During my dissertation research I also skipped the step of copying into a separate notebook, and instead went straight into entering data into my excel files. While I like having a separate written record, it’s very time-consuming, and I preferred being able to enter my data more quickly and I would back up my records on an external hard drive. Entering in data the evening it was collected gave me a chance to check over data, and expand on any observations that were only briefly noted in my notebooks. Notes on individual identification and any expanded notes or anecdotes went into word documents.

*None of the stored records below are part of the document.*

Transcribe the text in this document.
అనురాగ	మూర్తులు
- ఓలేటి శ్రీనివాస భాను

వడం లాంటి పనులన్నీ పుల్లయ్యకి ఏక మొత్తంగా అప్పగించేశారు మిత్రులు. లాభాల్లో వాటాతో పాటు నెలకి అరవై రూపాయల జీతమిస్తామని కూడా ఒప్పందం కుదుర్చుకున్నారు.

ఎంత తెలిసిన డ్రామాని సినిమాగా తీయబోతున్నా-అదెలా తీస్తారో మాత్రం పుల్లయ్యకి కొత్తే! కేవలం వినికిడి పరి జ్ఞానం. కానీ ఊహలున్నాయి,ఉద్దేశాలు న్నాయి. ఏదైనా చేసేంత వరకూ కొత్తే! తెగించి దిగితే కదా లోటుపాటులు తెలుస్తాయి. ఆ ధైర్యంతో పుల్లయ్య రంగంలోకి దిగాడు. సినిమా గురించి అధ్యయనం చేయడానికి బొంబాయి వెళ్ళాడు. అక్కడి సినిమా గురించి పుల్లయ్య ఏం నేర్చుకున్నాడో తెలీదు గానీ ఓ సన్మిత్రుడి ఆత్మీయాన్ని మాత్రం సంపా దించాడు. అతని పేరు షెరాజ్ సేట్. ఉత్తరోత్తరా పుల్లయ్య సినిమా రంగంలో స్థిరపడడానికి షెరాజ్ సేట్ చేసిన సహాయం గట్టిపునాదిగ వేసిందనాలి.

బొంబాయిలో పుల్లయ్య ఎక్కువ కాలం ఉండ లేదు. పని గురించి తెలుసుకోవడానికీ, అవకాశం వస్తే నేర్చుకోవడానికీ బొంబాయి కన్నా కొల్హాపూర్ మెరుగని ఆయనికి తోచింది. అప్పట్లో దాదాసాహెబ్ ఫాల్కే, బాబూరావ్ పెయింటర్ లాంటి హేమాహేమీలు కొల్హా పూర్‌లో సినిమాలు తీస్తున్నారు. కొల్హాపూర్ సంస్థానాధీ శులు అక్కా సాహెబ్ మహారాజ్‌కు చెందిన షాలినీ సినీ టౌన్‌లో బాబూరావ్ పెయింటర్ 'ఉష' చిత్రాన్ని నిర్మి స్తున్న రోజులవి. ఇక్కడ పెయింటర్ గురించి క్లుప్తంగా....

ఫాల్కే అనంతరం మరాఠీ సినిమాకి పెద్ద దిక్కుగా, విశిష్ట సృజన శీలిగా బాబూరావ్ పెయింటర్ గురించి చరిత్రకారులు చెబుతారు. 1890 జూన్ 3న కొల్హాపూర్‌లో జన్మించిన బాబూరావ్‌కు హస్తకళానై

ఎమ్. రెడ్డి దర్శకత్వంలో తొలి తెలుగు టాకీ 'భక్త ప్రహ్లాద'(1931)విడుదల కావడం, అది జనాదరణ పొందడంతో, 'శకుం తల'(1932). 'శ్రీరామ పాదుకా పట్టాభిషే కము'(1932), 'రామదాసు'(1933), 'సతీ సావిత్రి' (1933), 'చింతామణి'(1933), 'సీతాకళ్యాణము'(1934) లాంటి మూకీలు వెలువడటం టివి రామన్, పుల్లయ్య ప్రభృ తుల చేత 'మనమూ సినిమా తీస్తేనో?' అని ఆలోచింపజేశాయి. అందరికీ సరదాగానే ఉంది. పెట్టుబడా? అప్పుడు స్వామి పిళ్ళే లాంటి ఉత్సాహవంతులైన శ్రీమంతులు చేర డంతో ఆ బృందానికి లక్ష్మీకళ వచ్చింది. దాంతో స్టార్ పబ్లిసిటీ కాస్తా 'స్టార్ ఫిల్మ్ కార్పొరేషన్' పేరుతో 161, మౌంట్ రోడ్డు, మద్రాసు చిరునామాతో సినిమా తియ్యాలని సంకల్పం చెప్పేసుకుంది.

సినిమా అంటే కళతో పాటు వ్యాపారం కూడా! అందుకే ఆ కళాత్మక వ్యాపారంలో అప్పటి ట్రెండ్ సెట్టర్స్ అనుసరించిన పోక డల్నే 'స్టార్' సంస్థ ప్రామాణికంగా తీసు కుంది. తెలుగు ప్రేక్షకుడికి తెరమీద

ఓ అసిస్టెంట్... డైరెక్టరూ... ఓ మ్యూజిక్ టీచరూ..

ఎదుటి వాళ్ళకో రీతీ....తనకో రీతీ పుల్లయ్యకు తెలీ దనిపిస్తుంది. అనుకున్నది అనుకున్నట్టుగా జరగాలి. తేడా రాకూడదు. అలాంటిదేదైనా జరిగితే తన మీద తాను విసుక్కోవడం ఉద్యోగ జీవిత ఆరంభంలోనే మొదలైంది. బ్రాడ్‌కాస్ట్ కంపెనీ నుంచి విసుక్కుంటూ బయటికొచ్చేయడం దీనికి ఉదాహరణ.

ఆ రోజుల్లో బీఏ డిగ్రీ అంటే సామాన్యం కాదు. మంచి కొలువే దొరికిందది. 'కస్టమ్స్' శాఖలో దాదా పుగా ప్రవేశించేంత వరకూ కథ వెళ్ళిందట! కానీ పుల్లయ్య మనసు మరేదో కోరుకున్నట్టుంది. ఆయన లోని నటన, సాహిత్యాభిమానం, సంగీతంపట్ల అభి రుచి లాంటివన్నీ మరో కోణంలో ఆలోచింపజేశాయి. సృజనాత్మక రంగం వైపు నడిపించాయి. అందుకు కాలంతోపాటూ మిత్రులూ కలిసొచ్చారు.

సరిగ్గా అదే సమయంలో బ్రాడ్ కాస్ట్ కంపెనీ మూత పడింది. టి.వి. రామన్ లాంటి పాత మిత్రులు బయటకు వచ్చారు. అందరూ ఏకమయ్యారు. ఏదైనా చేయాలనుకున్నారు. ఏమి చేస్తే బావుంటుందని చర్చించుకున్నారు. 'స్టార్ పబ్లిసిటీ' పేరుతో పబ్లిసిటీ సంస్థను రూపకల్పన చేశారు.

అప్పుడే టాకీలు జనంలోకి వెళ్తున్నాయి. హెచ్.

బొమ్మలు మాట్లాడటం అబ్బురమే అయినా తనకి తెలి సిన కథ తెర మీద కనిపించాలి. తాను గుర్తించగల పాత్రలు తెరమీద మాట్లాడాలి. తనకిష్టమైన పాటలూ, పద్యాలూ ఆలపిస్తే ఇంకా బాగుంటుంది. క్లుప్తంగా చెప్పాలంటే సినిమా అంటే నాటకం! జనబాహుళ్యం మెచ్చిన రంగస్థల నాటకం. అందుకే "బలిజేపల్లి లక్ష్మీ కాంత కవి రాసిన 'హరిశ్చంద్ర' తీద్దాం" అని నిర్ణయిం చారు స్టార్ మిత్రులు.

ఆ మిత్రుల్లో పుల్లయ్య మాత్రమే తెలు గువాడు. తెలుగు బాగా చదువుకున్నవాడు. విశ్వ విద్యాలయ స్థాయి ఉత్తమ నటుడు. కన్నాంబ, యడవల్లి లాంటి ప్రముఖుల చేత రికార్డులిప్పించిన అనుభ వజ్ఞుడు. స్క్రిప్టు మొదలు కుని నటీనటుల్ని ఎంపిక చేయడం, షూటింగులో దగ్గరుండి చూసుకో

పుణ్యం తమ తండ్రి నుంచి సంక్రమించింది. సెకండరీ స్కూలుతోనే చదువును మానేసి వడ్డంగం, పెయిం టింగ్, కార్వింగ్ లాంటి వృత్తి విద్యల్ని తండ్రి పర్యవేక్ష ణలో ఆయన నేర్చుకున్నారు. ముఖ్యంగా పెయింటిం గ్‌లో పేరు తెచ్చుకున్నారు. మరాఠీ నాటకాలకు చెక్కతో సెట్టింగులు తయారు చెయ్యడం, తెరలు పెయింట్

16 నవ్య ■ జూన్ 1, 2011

I also am very diligent about keeping my computer and hard drive safe from the humidity. While I do know of one person’s computer that molded to death at the field station, I suspect it was because she was not taking good care of it. To protect computers and other electronics from constant humidity, you need to run them regularly—the heat generated helps keep them dry. Since I used my computer nearly every evening, it was always in regular use. When not in use, its best to store them in some sort of dry box or bag. There are dry boxes/closets at the field station, but the heat from the lamps obviously only works when there was electricity. Instead, for both my masters and dissertation fieldwork, I kept a large plastic storage container with silica as my drybox, and it seems to have worked out quite well. The silica was wrapped in old socks, which are porous enough to allow the silica to absorb moisture while preventing silica beads from getting in everything.